The military said troops were carrying out an arrest raid and were met by gunfire. The forces responded, and the two men were killed in the exchange of fire.
In Gaza meanwhile, the United Nations said it had uncovered a "man-made cavity" under one of the schools it operates -- an apparent reference to underground tunnels used by militants, including the Hamas Islamic militant group that rules the territory. Hamas' sophisticated tunnel system has helped it fight wars against Israel.
The UN agency for Palestinian refugees, which operates the school, said it protested the discovery under its facility to authorities in Gaza. It called the tunnel "a serious violation of the agency's neutrality and a breach of international law." Israel accuses Hamas and other Gaza militants of operating from within the civilian population in the densely populated territory.

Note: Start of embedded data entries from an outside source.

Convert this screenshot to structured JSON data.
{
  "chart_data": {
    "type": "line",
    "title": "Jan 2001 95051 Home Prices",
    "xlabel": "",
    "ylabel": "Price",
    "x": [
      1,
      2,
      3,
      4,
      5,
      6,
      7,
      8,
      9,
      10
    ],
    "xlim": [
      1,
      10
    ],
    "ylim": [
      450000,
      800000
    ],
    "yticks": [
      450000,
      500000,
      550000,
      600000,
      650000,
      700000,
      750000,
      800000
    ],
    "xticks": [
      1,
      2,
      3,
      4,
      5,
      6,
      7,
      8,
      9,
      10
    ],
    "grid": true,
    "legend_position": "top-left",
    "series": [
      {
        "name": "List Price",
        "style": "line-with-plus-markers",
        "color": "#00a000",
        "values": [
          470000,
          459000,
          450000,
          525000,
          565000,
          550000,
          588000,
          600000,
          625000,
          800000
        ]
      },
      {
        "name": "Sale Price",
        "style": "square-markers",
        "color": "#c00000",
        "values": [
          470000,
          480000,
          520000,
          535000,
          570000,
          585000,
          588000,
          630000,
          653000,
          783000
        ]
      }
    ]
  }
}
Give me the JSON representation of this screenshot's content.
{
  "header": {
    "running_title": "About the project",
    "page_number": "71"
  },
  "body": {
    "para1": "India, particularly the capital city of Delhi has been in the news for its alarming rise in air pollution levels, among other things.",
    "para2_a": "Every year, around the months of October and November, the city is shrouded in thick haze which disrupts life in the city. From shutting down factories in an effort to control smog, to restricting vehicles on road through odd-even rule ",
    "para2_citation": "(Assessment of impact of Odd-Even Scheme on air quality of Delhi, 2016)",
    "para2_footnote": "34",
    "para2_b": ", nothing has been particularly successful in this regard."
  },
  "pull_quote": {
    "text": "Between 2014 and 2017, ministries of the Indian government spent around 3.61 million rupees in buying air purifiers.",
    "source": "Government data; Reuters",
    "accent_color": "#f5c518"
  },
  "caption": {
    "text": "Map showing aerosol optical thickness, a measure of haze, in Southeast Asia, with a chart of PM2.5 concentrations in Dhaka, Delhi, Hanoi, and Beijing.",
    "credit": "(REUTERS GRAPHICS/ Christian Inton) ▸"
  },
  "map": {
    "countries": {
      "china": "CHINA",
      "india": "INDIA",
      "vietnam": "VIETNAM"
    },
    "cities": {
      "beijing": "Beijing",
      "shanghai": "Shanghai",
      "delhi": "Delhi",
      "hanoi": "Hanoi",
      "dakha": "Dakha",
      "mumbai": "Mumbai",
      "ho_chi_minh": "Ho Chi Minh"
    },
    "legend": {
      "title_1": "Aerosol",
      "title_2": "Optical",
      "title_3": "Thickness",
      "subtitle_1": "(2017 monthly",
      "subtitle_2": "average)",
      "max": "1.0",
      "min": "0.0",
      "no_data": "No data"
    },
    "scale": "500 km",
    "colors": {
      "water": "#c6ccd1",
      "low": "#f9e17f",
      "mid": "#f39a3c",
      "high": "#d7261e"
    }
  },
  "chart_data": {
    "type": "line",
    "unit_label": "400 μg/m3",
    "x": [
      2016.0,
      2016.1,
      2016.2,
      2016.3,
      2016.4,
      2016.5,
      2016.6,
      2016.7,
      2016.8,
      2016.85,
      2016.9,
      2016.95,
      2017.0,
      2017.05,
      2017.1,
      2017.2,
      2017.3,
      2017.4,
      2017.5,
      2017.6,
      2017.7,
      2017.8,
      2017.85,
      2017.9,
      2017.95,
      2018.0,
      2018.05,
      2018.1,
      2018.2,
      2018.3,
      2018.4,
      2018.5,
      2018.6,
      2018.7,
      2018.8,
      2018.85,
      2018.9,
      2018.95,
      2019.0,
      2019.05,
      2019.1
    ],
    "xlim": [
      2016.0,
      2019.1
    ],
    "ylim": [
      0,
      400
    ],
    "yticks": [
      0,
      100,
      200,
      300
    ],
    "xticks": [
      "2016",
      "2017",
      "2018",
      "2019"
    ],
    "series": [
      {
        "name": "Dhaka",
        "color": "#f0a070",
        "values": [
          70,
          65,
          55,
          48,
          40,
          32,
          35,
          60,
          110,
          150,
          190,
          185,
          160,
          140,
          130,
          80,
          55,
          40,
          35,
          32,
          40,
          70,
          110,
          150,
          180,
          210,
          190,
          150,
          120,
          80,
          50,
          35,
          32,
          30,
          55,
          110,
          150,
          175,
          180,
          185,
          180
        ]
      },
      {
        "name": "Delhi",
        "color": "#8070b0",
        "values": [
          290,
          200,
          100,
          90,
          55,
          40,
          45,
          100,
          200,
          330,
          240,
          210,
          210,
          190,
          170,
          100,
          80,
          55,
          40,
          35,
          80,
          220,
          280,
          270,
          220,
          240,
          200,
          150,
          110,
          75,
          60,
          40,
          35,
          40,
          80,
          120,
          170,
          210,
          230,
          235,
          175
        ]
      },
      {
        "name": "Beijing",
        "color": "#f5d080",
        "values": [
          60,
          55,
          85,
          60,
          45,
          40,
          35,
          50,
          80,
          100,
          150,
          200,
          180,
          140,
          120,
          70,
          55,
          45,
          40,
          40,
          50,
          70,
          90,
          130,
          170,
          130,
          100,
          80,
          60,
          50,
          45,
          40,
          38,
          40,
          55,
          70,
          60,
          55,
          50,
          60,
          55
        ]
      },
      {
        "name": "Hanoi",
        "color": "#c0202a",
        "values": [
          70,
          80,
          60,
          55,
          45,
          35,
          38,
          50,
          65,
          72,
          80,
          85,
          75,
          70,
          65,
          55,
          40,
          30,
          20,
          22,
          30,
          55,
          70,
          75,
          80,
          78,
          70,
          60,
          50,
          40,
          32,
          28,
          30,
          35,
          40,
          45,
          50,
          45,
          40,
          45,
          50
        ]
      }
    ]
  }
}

Fighting between Israel and the Islamic Jihad has intensified in recent months, including from the Gaza Strip, where a two-day spasm of violence erupted in the summer, killing dozens of Palestinians and disrupting the lives of hundreds of thousands of Israelis. The group has a significant presence in Jenin where the Palestinian security forces have less of a foothold, making the area, in the northern West Bank, a focus of Israeli military operations in recent months.
The military has been conducting months of arrest raids in the West Bank, prompted by a spate of Palestinian attacks against Israelis in the spring that killed 19 people. The military says the raids are meant to dismantle militant networks and thwart future attacks, but the Palestinians say they entrench Israel's open-ended occupation and undermine their own security forces.
The raids have ratcheted up tensions between Israelis and Palestinians, triggering another wave of Palestinian attacks in recent weeks that have killed an additional nine people.
More than 130 Palestinians have been killed this year, making 2022 the deadliest since 2006. The Israeli military says many of those killed have been militants but local youths protesting the incursions as well as others not involved in the violence have also been killed.
Israel captured the West Bank, along with east Jerusalem and the Gaza Strip in the 1967 Mideast war. The Palestinians want those territories for their hoped-for future state. Substantive peace talks were last held more than a decade ago, and with Israel headed toward what's likely to be its most right-wing government ever, there appears to be no prospect for a new negotiations in the near future.